Swaraj conveyed to Zarif that on the question of purchasing oil from Iran, India will take a decision after the elections come to a close on 23 May “keeping in mind our commercial considerations, energy security and economic interests", according to two people familiar with the developments.
One of the people cited above said Zarif’s visit took place at Tehran’s initiative “to brief India on the Iranian approach to the recent developments in the region, including on the JCPOA (Joint Comprehensive Plan of Action) and to review bilateral cooperation."
“This was part of their consultation with other countries in the region including Russia, China, Turkmenistan, and Iraq over the last few days," the person said.
The JCPOA is the formal name for the Iran nuclear deal concluded between Iran and the P5+1 —China, France, Germany, Russia, the UK and the US in 2015. It ended years of sanctions against Iran’s nuclear programme. Last year, however, US President Donald Trump pulled his country out of the deal and announced strict measures against any country or entity doing business with Iran from 4 November. To reduce Iran’s crude oil exports—the mainstay of the Iranian economy —to zero, Washington ended on 2 May waivers that had allowed the top buyers of Iranian oil—including India —to continue their imports for six months.
According to a Reuters report, the US sanctions have already more than halved Iranian oil exports to 1 million barrels per day (bpd) or less, from a peak of 2.8 million bpd last year. Exports could drop to as low as 500,000 bpd from May, an Iranian official was quoted as saying by Reuters.
In retaliation, Iran last week said it was partially withdrawing from the nuclear deal—keeping its excess enriched uranium and heavy water, rather than sell it to other countries as previously agreed to, in a bid to limit its stockpile.
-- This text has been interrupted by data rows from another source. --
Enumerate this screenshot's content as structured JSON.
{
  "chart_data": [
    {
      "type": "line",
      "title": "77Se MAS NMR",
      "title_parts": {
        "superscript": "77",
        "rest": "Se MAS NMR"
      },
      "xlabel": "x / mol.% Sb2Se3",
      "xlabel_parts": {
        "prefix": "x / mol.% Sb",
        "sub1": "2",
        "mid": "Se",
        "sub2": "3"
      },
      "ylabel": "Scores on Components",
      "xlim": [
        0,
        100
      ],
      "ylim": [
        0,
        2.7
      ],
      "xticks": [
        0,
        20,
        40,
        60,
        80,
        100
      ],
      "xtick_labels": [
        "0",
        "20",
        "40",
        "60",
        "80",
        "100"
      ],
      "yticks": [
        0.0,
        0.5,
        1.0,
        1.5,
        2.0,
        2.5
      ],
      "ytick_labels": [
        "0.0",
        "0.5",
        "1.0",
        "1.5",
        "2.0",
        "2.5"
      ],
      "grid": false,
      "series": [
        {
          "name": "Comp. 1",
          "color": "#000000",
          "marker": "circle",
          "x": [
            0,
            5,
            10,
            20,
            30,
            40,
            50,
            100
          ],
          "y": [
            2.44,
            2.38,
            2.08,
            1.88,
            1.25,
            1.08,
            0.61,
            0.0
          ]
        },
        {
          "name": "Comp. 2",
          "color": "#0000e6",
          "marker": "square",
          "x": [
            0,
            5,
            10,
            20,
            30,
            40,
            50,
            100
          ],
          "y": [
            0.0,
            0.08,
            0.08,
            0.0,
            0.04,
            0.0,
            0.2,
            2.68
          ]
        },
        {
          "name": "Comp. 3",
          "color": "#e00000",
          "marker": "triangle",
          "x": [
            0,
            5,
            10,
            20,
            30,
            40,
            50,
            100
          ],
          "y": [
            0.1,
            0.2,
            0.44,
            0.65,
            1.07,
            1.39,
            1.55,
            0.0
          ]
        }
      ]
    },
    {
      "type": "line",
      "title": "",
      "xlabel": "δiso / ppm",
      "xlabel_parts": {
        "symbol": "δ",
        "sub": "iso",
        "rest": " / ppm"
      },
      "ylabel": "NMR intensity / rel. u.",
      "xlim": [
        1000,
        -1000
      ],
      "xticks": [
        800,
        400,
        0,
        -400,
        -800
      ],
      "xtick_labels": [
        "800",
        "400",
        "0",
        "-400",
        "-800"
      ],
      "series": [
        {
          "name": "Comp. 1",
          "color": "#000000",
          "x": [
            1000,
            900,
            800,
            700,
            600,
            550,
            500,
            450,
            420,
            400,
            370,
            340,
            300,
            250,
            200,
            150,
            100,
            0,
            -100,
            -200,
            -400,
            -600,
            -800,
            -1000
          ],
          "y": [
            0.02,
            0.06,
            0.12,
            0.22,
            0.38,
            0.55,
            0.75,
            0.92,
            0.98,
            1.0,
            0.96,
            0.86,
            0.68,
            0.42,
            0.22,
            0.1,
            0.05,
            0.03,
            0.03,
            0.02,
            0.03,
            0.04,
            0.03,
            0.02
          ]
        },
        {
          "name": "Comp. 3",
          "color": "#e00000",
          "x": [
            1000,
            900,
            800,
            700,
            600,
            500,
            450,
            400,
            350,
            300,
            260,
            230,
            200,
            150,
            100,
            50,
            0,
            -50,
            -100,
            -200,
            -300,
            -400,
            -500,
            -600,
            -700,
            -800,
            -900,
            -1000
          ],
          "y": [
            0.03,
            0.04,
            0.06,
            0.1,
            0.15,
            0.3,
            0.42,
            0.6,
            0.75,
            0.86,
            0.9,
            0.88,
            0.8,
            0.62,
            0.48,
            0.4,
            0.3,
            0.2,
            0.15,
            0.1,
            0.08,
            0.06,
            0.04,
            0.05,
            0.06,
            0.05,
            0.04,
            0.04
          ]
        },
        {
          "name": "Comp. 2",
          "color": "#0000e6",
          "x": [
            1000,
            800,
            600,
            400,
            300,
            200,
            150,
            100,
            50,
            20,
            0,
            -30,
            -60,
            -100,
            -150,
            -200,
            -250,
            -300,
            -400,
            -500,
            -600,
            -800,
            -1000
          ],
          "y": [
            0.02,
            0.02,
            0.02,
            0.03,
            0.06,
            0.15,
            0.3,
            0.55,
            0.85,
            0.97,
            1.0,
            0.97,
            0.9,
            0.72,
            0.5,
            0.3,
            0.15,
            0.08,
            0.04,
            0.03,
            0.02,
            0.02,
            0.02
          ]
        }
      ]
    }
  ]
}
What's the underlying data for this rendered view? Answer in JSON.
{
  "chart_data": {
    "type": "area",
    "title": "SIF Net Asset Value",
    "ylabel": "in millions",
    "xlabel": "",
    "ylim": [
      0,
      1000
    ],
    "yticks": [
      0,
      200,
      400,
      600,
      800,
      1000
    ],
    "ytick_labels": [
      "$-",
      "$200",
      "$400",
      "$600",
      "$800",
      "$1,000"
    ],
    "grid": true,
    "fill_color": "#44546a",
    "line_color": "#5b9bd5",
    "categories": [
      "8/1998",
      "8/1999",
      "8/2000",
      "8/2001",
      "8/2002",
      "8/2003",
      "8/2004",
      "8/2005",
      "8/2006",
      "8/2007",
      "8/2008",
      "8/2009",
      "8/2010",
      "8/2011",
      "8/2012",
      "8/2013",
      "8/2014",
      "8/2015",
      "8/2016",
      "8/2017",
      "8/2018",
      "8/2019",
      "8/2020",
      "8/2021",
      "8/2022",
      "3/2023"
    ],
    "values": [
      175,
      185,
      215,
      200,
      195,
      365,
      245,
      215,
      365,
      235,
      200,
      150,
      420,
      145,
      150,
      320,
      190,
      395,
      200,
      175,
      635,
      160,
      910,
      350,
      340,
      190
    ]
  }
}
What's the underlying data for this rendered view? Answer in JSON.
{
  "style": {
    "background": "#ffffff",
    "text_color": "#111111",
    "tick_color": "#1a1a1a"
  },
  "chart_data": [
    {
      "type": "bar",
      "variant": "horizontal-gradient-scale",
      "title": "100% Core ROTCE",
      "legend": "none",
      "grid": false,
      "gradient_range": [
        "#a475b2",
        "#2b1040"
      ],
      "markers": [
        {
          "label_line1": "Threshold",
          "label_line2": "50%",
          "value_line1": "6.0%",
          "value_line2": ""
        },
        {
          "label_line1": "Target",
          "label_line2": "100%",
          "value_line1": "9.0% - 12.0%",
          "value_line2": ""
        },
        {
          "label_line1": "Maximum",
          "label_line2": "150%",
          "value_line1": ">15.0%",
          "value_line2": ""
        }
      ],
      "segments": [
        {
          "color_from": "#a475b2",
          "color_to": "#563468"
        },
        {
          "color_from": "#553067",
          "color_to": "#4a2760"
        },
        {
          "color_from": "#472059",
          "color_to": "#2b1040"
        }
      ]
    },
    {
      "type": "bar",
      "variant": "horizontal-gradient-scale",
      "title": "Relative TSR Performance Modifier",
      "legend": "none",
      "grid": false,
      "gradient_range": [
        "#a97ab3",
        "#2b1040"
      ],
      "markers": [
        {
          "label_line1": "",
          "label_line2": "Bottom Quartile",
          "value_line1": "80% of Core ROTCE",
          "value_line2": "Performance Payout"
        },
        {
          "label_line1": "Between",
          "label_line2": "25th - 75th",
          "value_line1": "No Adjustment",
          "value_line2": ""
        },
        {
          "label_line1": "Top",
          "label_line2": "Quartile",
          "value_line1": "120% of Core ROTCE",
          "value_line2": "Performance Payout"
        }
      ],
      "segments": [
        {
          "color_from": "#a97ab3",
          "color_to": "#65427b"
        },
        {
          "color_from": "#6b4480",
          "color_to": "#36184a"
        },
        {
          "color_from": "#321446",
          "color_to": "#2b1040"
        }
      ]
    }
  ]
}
Iran has also threatened to block the Straits of Hormuz, a key transit channel for exports of crude from countries like Saudi Arabia and the United Arab Emirates.
In his talks in New Delhi, Zarif “recalled the steps announced by President Hassan Rouhani on 8th May including decisions linked to the export of enriched material and heavy water," the second person cited above said. “He mentioned that 60 days timeline has been given to EU-3 and other parties to JCPOA for restoring the oil and banking channels," the person said referring to the time given by Tehran to the UK, France and Germany to persuade Washington.